Process Internals¶
Internal data and files¶
When platform migrator is installed, it creates an internal directory,
.platform_migrator in the home directory of the user. This directory is
stores all data related to the migrations attempted and also acts as the
initial working directory for the process and the server. Platform migrator
does not put any internal data outside this directory unless instructed to
do so otherwise.
Starting the server¶
When the command platform-migrator server start is executed, the
main module, switches the working directory to
.platform_migrator and executes the script
server as subprocess and exits.
The server script contains
MigrateRequestHandler and
PMServer classes, which are the request
handler and the HTTP server respectively. The request handler implements a
do_GET() method,
which listens for get requests on the /migrate route and a
do_POST(), which
listens for any incoming data on /yml, /min and /zip routes. The
/yml route is to receive the conda environment YAML file from the base
system, /min for the minimal dependencies identified, if any, and /zip
to receive a zip of the software itself.
All three POST routes take a JSON input with two attributes, name and
data, where name contains the name of the software being migrated and
data contains base64 encoded binary data corresponding to the what the
route takes.
On startup, the server first creates a PIDFILE in the working directory, which
is used to track which PID the server is running as, and also creates a copy of
base_sys_script with the HOST and PORT
variables updated to the value under which the server is running. This script
is returned as the response when /migrate a request is received on
/migrate route. The server now waits for requests.

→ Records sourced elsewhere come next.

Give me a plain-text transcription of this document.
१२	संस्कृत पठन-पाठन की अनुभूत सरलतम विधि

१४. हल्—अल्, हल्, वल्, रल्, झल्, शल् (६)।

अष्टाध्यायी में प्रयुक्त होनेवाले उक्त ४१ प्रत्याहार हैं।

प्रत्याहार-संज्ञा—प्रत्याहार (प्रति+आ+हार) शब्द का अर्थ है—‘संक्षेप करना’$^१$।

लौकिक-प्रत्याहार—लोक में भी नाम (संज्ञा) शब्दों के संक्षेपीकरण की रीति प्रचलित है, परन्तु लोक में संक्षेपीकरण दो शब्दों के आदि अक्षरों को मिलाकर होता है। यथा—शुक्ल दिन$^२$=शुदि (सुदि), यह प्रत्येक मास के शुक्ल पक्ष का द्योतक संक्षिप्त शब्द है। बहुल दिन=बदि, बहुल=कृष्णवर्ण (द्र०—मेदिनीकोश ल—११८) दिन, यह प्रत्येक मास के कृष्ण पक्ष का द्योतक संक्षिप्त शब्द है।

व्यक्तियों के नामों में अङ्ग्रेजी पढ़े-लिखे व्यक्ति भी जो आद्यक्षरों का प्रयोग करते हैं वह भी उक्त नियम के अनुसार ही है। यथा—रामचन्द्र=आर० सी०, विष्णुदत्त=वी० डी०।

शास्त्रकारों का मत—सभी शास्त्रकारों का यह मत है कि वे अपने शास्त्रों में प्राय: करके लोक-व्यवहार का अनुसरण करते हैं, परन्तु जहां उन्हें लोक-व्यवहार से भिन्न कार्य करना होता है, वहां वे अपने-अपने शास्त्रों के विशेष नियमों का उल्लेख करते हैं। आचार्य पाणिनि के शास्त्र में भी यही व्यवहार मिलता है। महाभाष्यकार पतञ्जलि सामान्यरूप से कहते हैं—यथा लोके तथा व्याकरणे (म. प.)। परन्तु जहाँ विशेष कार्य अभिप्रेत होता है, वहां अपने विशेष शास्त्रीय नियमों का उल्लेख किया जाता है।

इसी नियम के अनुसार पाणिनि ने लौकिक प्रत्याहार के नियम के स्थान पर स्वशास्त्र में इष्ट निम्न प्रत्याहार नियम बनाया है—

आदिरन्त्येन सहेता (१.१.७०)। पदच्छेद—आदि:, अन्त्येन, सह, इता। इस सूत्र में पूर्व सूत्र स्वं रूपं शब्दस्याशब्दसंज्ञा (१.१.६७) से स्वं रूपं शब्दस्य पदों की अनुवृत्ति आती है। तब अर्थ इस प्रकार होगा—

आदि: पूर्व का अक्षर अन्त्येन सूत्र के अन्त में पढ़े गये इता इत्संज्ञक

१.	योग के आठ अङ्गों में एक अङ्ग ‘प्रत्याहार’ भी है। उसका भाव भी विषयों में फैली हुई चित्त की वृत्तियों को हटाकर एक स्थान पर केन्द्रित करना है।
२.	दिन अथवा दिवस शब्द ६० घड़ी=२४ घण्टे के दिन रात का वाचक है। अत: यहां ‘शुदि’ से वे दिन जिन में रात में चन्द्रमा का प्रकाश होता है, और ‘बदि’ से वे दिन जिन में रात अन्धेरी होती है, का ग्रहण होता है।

The server will fail to start in case a PIDFILE already exists. So, only one instance of the server can be running at any point in time. When the server is stopped, it deletes the PIDFILE and the script before exiting.
Probing the base system¶
On the base system, platform migrator probes the conda environment using the
functions in base_sys_script.
Receiving the probing script¶
This section is only run when transferring using the server. If transferring
using a zip file, the script is executed using platform-migrator pack
command.
The script gets downloaded to the base system when a request is made to the
platform migrator server on the /migrate path. See the Tutorials for
how to make the request using curl or Python. The script is compatible with
both Python 2 and 3 specifically to allow it to run on older systems that may
not be upgraded to latest version of Python.
When the script is executed, it first tries to identify which conda
environment is active and uses that or prompts the user to enter the name of
a conda environment and tries to source that before. In case the user input
is required, it assumes that the activate shell script provided by conda
is in the current working directory.
Handling transitive dependencies¶
Once the conda environment is identified, the script will run the
get_conda_min_deps() function to
identify a closure of conda packages that can be used to minimize the number
of installs on the target system.
First, all the packages installed in the conda environment are obtained using
conda list command. Then, for each dependency, a dry run of creating a new
environment with that dependency as a target is done. This gives a list of
packages that are required by the dependency. These packages are a second level
dependency to the software being migrated and are removed from the list of
direct dependencies of the software. Once all the dependencies have been
processed, the remaining ones are the direct requirements for the software.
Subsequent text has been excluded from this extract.